I had started noticing that he missed me more when he was at work. The more he saw me, the more he missed me, I guess. That felt good. I wouldn’t tell him, because he’d call me cocky, but it felt goddamn nice to have someone show you such a thing. Before I left for work I walked up to him to say goodbye. Lately, and today too, he pulled me close before I could say anything. 

“Leavin’ for work?”

His arms were around my neck, because I was shorter, and I pulled him closer by his hips.  “Yeah.” I whispered.  He kissed me.
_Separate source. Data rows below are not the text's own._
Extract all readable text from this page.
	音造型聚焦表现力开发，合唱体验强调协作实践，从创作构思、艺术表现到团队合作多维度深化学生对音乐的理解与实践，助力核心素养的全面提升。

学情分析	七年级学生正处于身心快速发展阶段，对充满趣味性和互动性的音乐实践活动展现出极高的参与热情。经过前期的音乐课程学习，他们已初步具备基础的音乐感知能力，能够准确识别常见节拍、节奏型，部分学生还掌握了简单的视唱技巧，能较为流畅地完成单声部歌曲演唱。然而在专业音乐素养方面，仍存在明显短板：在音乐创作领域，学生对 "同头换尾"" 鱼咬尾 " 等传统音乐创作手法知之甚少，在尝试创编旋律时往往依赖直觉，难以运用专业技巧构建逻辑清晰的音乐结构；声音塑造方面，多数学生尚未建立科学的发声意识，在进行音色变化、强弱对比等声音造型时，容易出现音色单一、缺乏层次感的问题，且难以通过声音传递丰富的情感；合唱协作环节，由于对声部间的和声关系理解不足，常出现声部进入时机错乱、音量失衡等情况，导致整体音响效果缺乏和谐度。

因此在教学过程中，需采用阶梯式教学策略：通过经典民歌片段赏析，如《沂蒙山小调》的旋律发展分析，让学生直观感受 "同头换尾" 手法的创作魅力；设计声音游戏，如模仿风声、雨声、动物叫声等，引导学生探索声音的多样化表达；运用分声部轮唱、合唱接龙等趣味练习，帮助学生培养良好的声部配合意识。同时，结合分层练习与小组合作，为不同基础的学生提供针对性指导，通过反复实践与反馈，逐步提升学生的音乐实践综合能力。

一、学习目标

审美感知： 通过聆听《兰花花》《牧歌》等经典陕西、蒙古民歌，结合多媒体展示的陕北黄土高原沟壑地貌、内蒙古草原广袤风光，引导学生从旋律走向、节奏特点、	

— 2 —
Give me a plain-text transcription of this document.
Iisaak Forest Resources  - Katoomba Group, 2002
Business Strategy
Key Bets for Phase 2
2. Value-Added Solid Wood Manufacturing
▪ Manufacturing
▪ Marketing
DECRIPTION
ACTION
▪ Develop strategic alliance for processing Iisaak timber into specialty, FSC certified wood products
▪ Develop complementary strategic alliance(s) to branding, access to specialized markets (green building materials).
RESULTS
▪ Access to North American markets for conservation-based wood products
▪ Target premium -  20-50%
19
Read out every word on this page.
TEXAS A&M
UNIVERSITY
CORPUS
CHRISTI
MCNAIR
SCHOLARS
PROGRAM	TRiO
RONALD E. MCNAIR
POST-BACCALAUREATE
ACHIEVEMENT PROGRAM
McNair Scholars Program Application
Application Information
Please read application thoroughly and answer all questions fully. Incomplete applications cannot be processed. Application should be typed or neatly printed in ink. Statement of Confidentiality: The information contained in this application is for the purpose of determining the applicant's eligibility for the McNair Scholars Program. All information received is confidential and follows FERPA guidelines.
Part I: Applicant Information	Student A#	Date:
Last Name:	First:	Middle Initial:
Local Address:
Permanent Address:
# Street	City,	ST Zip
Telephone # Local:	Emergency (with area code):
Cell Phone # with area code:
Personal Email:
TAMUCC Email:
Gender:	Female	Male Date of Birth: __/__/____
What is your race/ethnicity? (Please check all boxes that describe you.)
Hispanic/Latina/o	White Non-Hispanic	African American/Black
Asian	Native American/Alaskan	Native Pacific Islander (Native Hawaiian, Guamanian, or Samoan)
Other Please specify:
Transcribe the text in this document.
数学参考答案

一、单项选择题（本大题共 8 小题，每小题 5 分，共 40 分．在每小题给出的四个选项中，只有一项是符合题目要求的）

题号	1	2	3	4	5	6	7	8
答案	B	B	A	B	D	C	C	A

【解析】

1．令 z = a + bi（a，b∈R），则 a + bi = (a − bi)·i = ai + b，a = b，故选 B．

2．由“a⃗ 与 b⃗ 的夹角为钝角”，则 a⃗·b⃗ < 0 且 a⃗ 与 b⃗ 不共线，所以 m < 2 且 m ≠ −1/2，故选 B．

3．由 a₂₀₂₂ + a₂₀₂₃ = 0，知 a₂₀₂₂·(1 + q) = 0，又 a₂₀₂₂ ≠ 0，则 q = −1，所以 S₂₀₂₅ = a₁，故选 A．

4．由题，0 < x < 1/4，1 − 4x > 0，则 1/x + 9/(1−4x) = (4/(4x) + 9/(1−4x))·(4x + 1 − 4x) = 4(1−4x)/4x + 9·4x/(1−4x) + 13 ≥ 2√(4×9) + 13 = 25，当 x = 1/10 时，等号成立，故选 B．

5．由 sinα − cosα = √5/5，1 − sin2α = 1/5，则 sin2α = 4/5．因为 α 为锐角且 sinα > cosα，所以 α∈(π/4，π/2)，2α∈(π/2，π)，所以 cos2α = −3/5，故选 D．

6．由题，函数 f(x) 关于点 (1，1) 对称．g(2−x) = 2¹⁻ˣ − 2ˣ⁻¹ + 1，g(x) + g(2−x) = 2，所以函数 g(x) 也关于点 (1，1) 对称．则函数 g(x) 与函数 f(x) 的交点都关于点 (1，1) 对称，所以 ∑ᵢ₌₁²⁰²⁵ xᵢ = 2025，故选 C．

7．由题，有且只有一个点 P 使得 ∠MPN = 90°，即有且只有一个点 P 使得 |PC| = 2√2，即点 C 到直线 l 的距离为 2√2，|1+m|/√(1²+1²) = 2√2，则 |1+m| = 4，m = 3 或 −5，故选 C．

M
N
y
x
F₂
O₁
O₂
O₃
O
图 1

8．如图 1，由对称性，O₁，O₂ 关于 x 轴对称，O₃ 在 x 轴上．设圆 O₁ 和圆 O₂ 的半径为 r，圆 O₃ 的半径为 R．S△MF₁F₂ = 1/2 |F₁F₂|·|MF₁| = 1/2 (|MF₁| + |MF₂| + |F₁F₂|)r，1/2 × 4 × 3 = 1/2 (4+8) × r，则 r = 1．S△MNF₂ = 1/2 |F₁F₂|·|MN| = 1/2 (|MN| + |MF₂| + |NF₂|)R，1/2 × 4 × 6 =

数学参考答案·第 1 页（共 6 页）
Snuggled his nose against mine. Let his hands slide through my hair. 

“Bye.”

I kissed him again. “See you tonight.”

“Yeah.” 

And like that I’d walk through the front door. He would leave not long after me. I’d regret leaving the second I walked out of that door. I’d go to work and see the reality of situations. I’d see all the hardship people went through. I’d see how unfair the right system was. I would accept it and just keep working. I wouldn’t see the face of Marco in the black rights fighters I’d have to defend. I wouldn’t think about how Marco was listening to speeches, was coming back later, was reading newspapers had never in my life seen.  

I would just laugh with my colleagues who said that they had already won, when they had a case against someone fighting for black rights.   
When I was with Marco I was living a dream. The wake up call was rough, sometimes, but at least I could go back to dreaming, anytime.

 

 

“Jean Kirschtein?” The secretary called. There was someone for me again. I wondered why it was so damn hard for people to just leave me alone when I was at work.  “A young man for you?” 

“What was his name again?” 

“Jaeger, he said.” 

My heart fell right to the bottom of my stomach. I felt like puking at the sound of his name. He was here. He was back. I know that was supposed to make me happy, but I was the first person he went to see and that was with a reason. 

“I’m coming.” I put the papers I was using into my bag. If this was really Jaeger, I wouldn’t be returning anytime soon. My heart was beating in my throat while I walked to the lobby. And true indeed, when I walked in I saw Jaeger sitting on the black leather couch. He didn’t even look at me when I walked in. I could see how old he had gotten in such a short time though. His skin looked a little rougher, a little darker. His hair had gotten longer. I wondered if he had taken care of himself on his trip. 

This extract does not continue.